Güzel de, yeniye vurguyu neden çok eski “Yeniden Başlasın” şarkısıyla yapıyorlar?
On bir, kendi çocuğuna ya da kendisine küçük gelen kıyafetleri ihtiyaç sahiplerine vereceğini sanki iyilikmiş gibi sunan Özge Özpirinççi gibi tipleri çok sevimsiz buluyorum.
Bu işte bir terslik var.
“YÜREKSİZ”LERE YER YOK
Bana deseniz ki “-Aşkta, işte, siyasette yeni zamanlar- alt başlıklı kitap yazdınız, başarı için ne şart?”
Yanıtım tek ve nettir: Yüreğinizi koyacaksınız.
Gabriel Boriç. Şili’nin yeni devlet başkanı. 35 yaşında. Sol koalisyonla seçildi.
Bu amaca kendisini adadı. Tüm yaşamını o amaca adayacak kadar tutkuluydu.
Yüreğini koydu, uğruna vazgeçtiği şeyler oldu. Okulunu bıraktı.
Sermayenin ülke kaynaklarını talan etmesine isyan etti.
Hepsi ama hepsi bir kenara, yeni dünya sadece tutkulu ve yüreğini koyanlara yol açan bir yer. Gerisi lafı güzaf.
INSTAGRAM’DA SEVMEDİĞİM ŞEYLER
İsteyerek Instagram’da yer almadım, sevgili Ayşe Arman sağ olsun.
Ve fakat hatırı sayılır sayıda bir okurum var. Onlara “takipçi” demiyorum, “okur” diyorum çünkü, bir şey göstermiyorum, bir şeyler yazıyorum.
Nitelikleri çok yüksek. Hayata eleştirel bakabiliyorlar. At gözlükleri yok. Okumayı seviyorlar.
Yeni fikirlere açıklar. Farklı bakabiliyorlar.
En önemlisi bana güveniyorlar ki bu güveni taşımak hayli zor.

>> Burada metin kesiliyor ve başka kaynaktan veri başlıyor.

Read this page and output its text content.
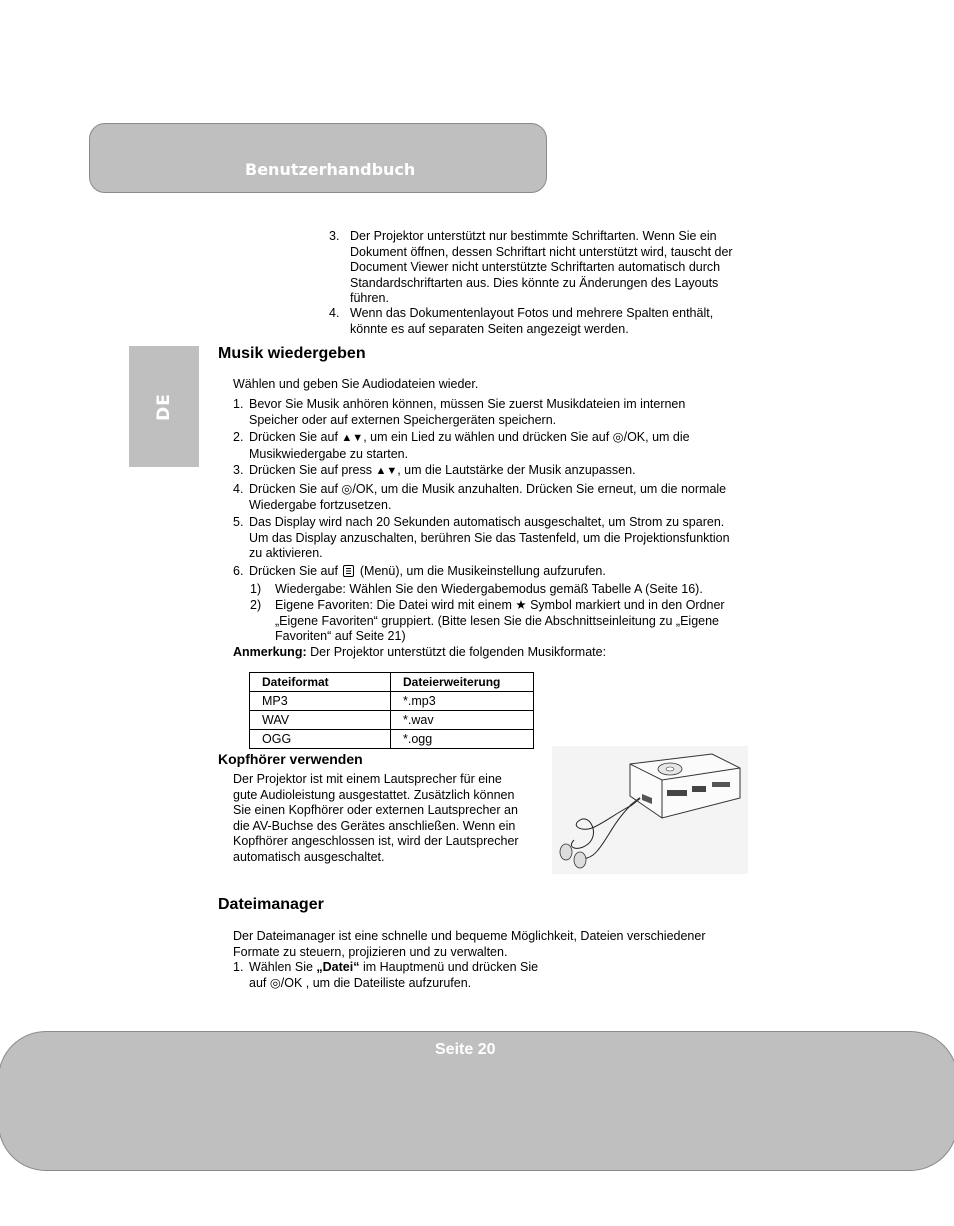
Benutzerhandbuch
DE
3. Der Projektor unterstützt nur bestimmte Schriftarten. Wenn Sie ein Dokument öffnen, dessen Schriftart nicht unterstützt wird, tauscht der Document Viewer nicht unterstützte Schriftarten automatisch durch Standardschriftarten aus. Dies könnte zu Änderungen des Layouts führen.
4. Wenn das Dokumentenlayout Fotos und mehrere Spalten enthält, könnte es auf separaten Seiten angezeigt werden.
Musik wiedergeben
Wählen und geben Sie Audiodateien wieder.
1. Bevor Sie Musik anhören können, müssen Sie zuerst Musikdateien im internen Speicher oder auf externen Speichergeräten speichern.
2. Drücken Sie auf ▲▼, um ein Lied zu wählen und drücken Sie auf ◎/OK, um die Musikwiedergabe zu starten.
3. Drücken Sie auf press ▲▼, um die Lautstärke der Musik anzupassen.
4. Drücken Sie auf ◎/OK, um die Musik anzuhalten. Drücken Sie erneut, um die normale Wiedergabe fortzusetzen.
5. Das Display wird nach 20 Sekunden automatisch ausgeschaltet, um Strom zu sparen. Um das Display anzuschalten, berühren Sie das Tastenfeld, um die Projektionsfunktion zu aktivieren.
6. Drücken Sie auf  (Menü), um die Musikeinstellung aufzurufen.
1) Wiedergabe: Wählen Sie den Wiedergabemodus gemäß Tabelle A (Seite 16).
2) Eigene Favoriten: Die Datei wird mit einem ★ Symbol markiert und in den Ordner „Eigene Favoriten“ gruppiert. (Bitte lesen Sie die Abschnittseinleitung zu „Eigene Favoriten“ auf Seite 21)
Anmerkung: Der Projektor unterstützt die folgenden Musikformate:
Dateiformat	Dateierweiterung
MP3	*.mp3
WAV	*.wav
OGG	*.ogg
Kopfhörer verwenden
Der Projektor ist mit einem Lautsprecher für eine gute Audioleistung ausgestattet. Zusätzlich können Sie einen Kopfhörer oder externen Lautsprecher an die AV-Buchse des Gerätes anschließen. Wenn ein Kopfhörer angeschlossen ist, wird der Lautsprecher automatisch ausgeschaltet.
Dateimanager
Der Dateimanager ist eine schnelle und bequeme Möglichkeit, Dateien verschiedener Formate zu steuern, projizieren und zu verwalten.
1. Wählen Sie „Datei“ im Hauptmenü und drücken Sie auf ◎/OK , um die Dateiliste aufzurufen.
Seite 20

Özel, samimi bir okur kitlesi onlar.
Ve fakat öyle durumlar da yaşıyorum ki, hesabı kapatıp çekip gidesim geliyor.
Mesela, körün fili tuttuğu yerden tanımlaması gibi, kendisi okumadığı için o konuyu yazmadığımı, hatta “neden yazmadığımı” soranlar var.
Yine kendisi okumadığı için daha önce yazmış olduğum konularda yazı siparişi verenler var.
Hikâye kısmında sorduğum soruya, cevap yeri oradayken, bana mesaj atanlar var ki ömrümü tüketiyorlar.
Tıpkı gitmek mi zor, kalmak mı zor şarkısındaki gibi.
HOŞUMA GİDEN ÜNVANLAR
Bazı isimlerin önüne konan ünvanlar çok hoşuma gidiyor. Mesela;
Birinin “iklim aktivisti” olarak anılması.
Birinin “sıra dışı fikirleriyle” anılması.
Birinin adına “yardımsever” eklenmesi.
Birine “yemek uzmanı” denmesi.
Birinin adına “operatör” eklenmesi.
AKLIMDA KALAN
Bazı aşkların sorgulama dışı kalması: Bana göre hiçbir aşk sorgulanamaz sadece Cem Adrian’ınki değil, eğer gerçekten aşksa. Ve fakat Cem Adrian başka. Model sevgilisi Didem Soydan’la fotoğrafının altına “Kimse aşkımızı sorgulamasın” yazmış. Cem Adrian Ankara yetiştirmesi, Ankara’da yaşayan, evini değiştirmeye bile gerek duymayan, gösteriden ve gösterişten hoşlanmayan tam bir Ankaralı ruhuna sahip. Didem Soydan ise onun tam tersi. Hadi zıtların çekimi deyin. Ne olursa olsun, o ilişki adına “aşk” da deseler, ateş düşünce biter. Dileğim geriye güzel şarkılar bıraksın yeter.